Droit et libertés, victimes de la Covid

  • L'ONG américaine Freedom House estime pour sa part que «les conditions démocratiques et les droits humains se sont détériorés dans 80 pays»
  • A Paris, Berlin, Londres, les citoyens habitués depuis des décennies à jouir de grandes libertés les voient restreintes

PARIS: La lutte contre la pandémie dans le monde en 2020 a restreint les libertés, fragilisé leurs défenseurs. Elle facilite la mutation de l'Etat de droit occidental vers un nouveau modèle moins permissif.

En Guinée, le gouvernement a interdit toute manifestation jusqu'à nouvel ordre en invoquant la lutte contre la Covid. Alpha Condé a été investi mardi président pour un troisième mandat en présence d'une dizaine de chefs d'Etats africains, après la répression de manifestations pro-démocratiques qui ont fait des dizaines de morts depuis fin 2019.

Au Nigeria, les violences policières ou militaires dans la foulée des mesures sanitaires ont fait plusieurs morts.

Pendant ce temps à Singapour des systèmes de traçage ont permis de suivre les citoyens de manière individualisée, sous prétexte de lutte anti-Covid.

La Bolivie a reporté ses élections générales de plusieurs mois, pour cause de pandémie. En France, les citoyens ont dû pendant des semaines remplir une attestation avant d'avoir le droit de sortir de chez eux.

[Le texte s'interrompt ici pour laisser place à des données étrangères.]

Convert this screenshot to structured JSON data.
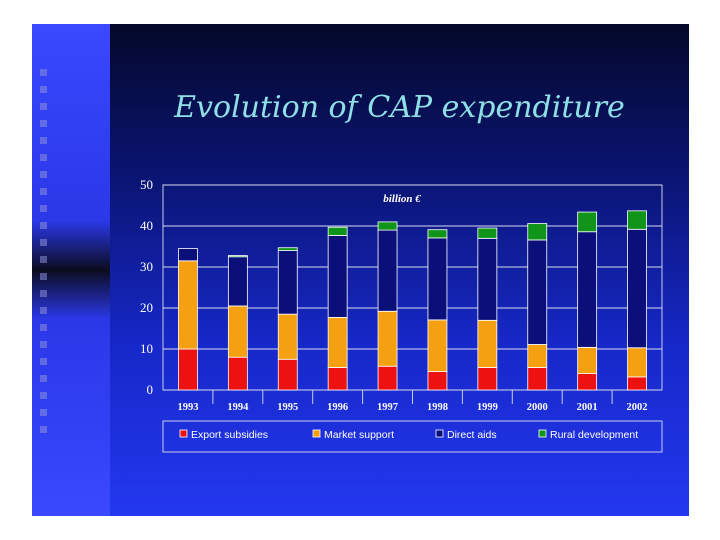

Fin novembre « plus de la moitié des pays du monde (61%) avaient adopté des mesures de lutte anti-Covid inquiétantes du point de vue de la démocratie et des droits humains », selon l'ONG International Idea.

Pouvoirs supplémentaires

En avril déjà, Michelle Bachelet, Haut-commissaire aux droits de l'Homme de l'ONU, mettait en garde : vu « la nature exceptionnelle de la crise, il est clair que les Etats ont besoin de pouvoirs supplémentaires », mais « la situation d'urgence sanitaire risque de devenir une catastrophe des droits de l'Homme ».

L'ONG américaine Freedom House estime pour sa part que « les conditions démocratiques et les droits humains se sont détériorés dans 80 pays ». Elle dénonce les gouvernements qui en ont profité pour faire taire les critiques et démanteler les contre-pouvoirs, comme le Sri-Lanka, « illustration de la tendance générale », selon elle.

« Au cours des derniers mois le président (Gotabaya Rajapaksa) a consolidé son pouvoir. Profitant des mesures de riposte à la pandémie, mais aussi d'une modification constitutionnelle », a expliqué Bhavani Fonseka, avocat spécialisé dans les droits humains.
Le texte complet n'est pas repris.